My wish list is mostly luxury cosmetics. Never once did I have to put kidney on there.

I turn away, chastened. There’s a box of tissues on the reception desk, and I take one.

“Can I help you?” the woman behind the desk asks.

“N-no,” I stammer. “No, thank you.” I retreat down the hallway again. Jason didn’t need me after all. But at least now I understand what it means to truly be spoiled.

Daddy had it all wrong. It’s not the jobs you work or the brand of your shoes.

Spoiled is not having to look into the darkness.





38





Jason


Carrie is adorable. The fact that she plays college hockey makes this a little easier somehow, like we have one thing in common that’s not tragedy. And Georgia is standing ready to give her a jersey and some other Bruisers’ swag.

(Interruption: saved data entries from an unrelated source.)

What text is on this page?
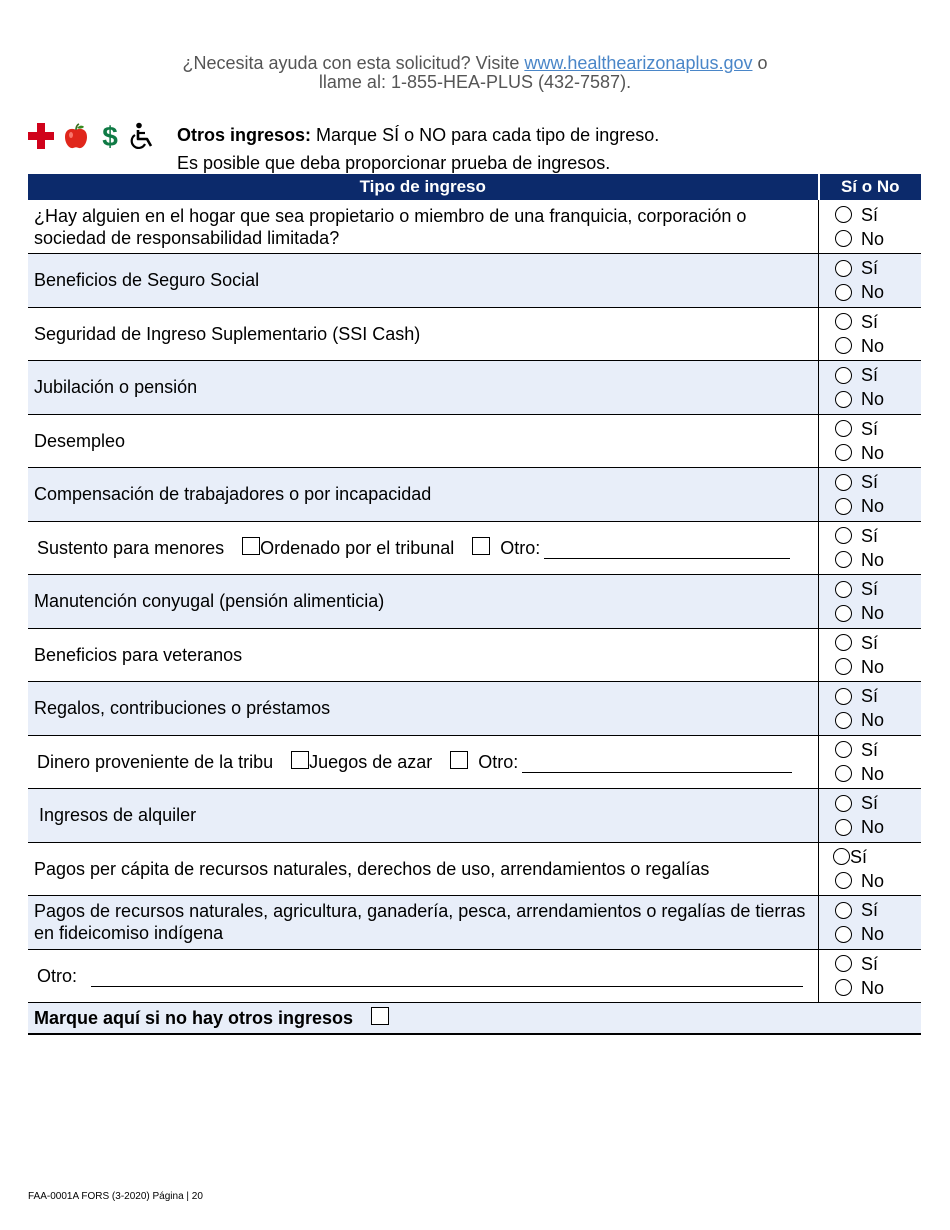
¿Necesita ayuda con esta solicitud? Visite www.healthearizonaplus.gov o
llame al: 1-855-HEA-PLUS (432-7587).
$	Otros ingresos: Marque SÍ o NO para cada tipo de ingreso.
Es posible que deba proporcionar prueba de ingresos.
Tipo de ingreso	Sí o No
¿Hay alguien en el hogar que sea propietario o miembro de una franquicia, corporación o sociedad de responsabilidad limitada?	Sí
No

Beneficios de Seguro Social	Sí
No

Seguridad de Ingreso Suplementario (SSI Cash)	Sí
No

Jubilación o pensión	Sí
No

Desempleo	Sí
No

Compensación de trabajadores o por incapacidad	Sí
No

Sustento para menores Ordenado por el tribunal Otro:	Sí
No

Manutención conyugal (pensión alimenticia)	Sí
No

Beneficios para veteranos	Sí
No

Regalos, contribuciones o préstamos	Sí
No

Dinero proveniente de la tribu Juegos de azar Otro:	Sí
No

Ingresos de alquiler	Sí
No

Pagos per cápita de recursos naturales, derechos de uso, arrendamientos o regalías	Sí
No

Pagos de recursos naturales, agricultura, ganadería, pesca, arrendamientos o regalías de tierras en fideicomiso indígena	Sí
No

Otro:	Sí
No

Marque aquí si no hay otros ingresos	
FAA-0001A FORS (3-2020) Página | 20
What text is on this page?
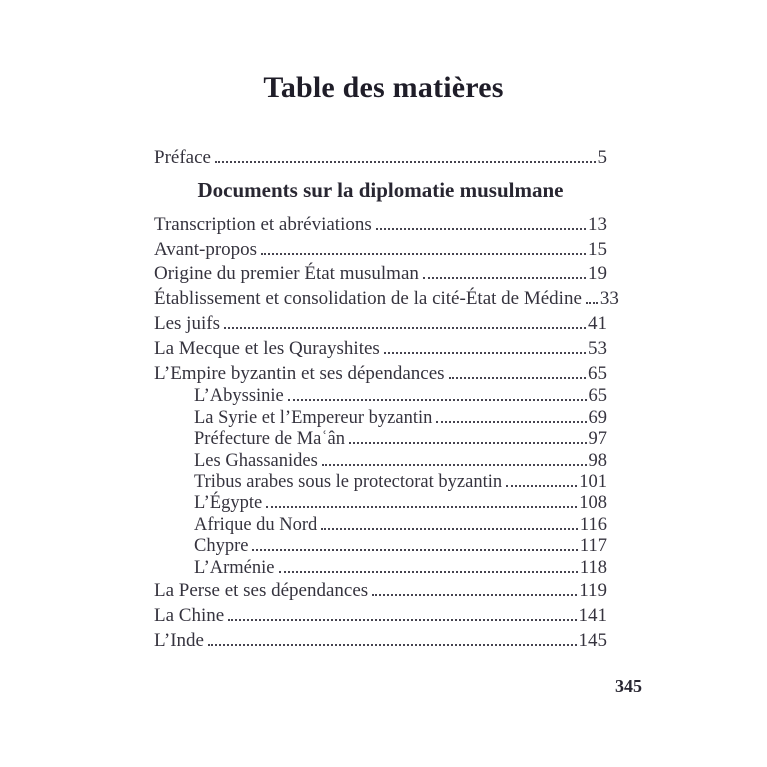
Table des matières
Préface	5
Documents sur la diplomatie musulmane
Transcription et abréviations	13
Avant-propos	15
Origine du premier État musulman	19
Établissement et consolidation de la cité-État de Médine 33
Les juifs	41
La Mecque et les Qurayshites	53
L’Empire byzantin et ses dépendances	65
L’Abyssinie	65
La Syrie et l’Empereur byzantin	69
Préfecture de Maʿân	97
Les Ghassanides	98
Tribus arabes sous le protectorat byzantin	101
L’Égypte	108
Afrique du Nord	116
Chypre	117
L’Arménie	118
La Perse et ses dépendances	119
La Chine	141
L’Inde	145
345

“You know I’m a Brooklyn fan now,” she says. “It’s really amazing to meet you.”

And meeting Anita—the other recipient—isn’t so horrible, either. It helps that she looks nothing like Lissa did. “I have 20/20 vision,” she whispers after hugging me and Lissa’s mother. “I’m sorry for your loss. I can’t even imagine it. But I wanted you to know that Lissa changed my life. I’m pregnant.” She puts a hand over her tummy. “When my baby is born, I’ll be able to see her. Just like any mom.”

That’s it. I’m done. Fat tears roll down my face. I’m the last to break; my family is quietly crying, and Jolene Skinner is wailing like a wounded animal.

“My baby girl,” she howls. “If she had to go, I’m glad she could do this for you.”

I blow my nose and pull myself together. Somehow Jolene’s theatrics make it easier for me to keep it together. Somebody has to. I feel wrung out. That’s what nobody ever tells you about grief—it’s exhausting, and you’re never really done with it.